‘It was in a second-hand bookshop in Rio di Janiero, in 1999, that I first came across the work of José Borges: a small black-and-white woodcut, adorning the cover of a flimsy ‘chapbook’. It showed a devil prodding a young man dressed in jeans and a tee-shirt. The image had such graphic power and wit – and quality. I thought I had discovered an unsung genius.
I soon learnt that José Borges was one of Brazil’s most celebrated folk artists. Indeed he is famous across the globe, having exhibited everywhere from the Louvre to the Smithsonian Institute. A collection of his work is held by the Museum of International Folk Art in Santa Fe. In Brazil he is – very properly - considered a Living Cultural Treasure.
Born in 1935 in the village of Bezerros, in the North Eastern province of Pernambuco, Borges creates vividly imagined woodblock prints that derive from the centuries-old Brazilian tradition of ‘literatura de cordel’ – cheaply-produced illustrated pamphlets recounting popular tales, both sacred and profane. Borges initially made small-scale woodcuts to illustrate such stories, but in the 1960s he started increasing the scale of his work, creating stand-alone images that carried the cordel tradition into new and challenging areas.

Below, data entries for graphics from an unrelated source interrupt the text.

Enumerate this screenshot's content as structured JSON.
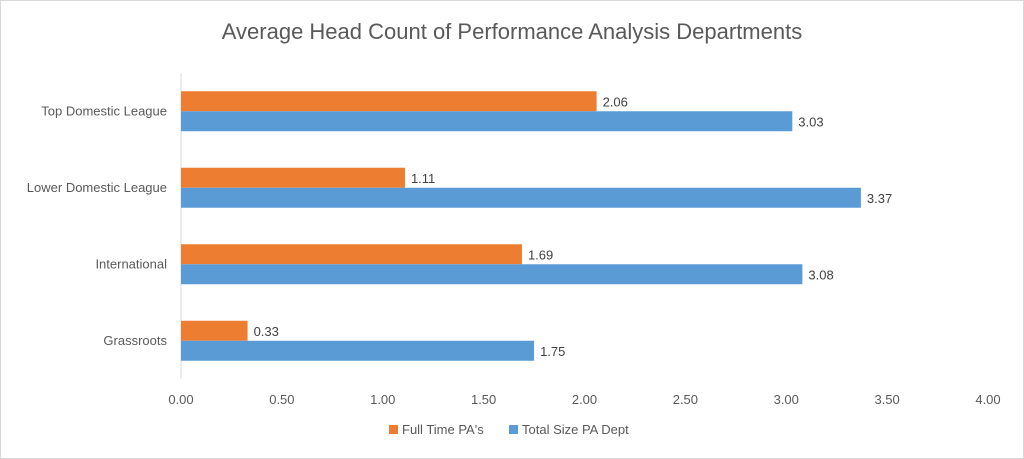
{
  "chart_data": {
    "type": "bar",
    "orientation": "horizontal",
    "title": "Average Head Count of Performance Analysis Departments",
    "categories": [
      "Top Domestic League",
      "Lower Domestic League",
      "International",
      "Grassroots"
    ],
    "series": [
      {
        "name": "Full Time PA's",
        "color": "#ED7D31",
        "values": [
          2.06,
          1.11,
          1.69,
          0.33
        ],
        "labels": [
          "2.06",
          "1.11",
          "1.69",
          "0.33"
        ]
      },
      {
        "name": "Total Size PA Dept",
        "color": "#5B9BD5",
        "values": [
          3.03,
          3.37,
          3.08,
          1.75
        ],
        "labels": [
          "3.03",
          "3.37",
          "3.08",
          "1.75"
        ]
      }
    ],
    "xlim": [
      0,
      4
    ],
    "x_ticks": [
      "0.00",
      "0.50",
      "1.00",
      "1.50",
      "2.00",
      "2.50",
      "3.00",
      "3.50",
      "4.00"
    ],
    "gridlines": false,
    "legend_position": "bottom"
  }
}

Borges’ prints – whatever their scale - have a unique immediacy. They combine a distinctive blend of bold imagery, lyrical simplicity and a teasing sense of narrative. His motifs – human and animal – are all deeply felt; drawn, as they are, from the rural life, the myths and the dreams of his native Pernambuco. This is Folk Art that is at once universal and highly personal.’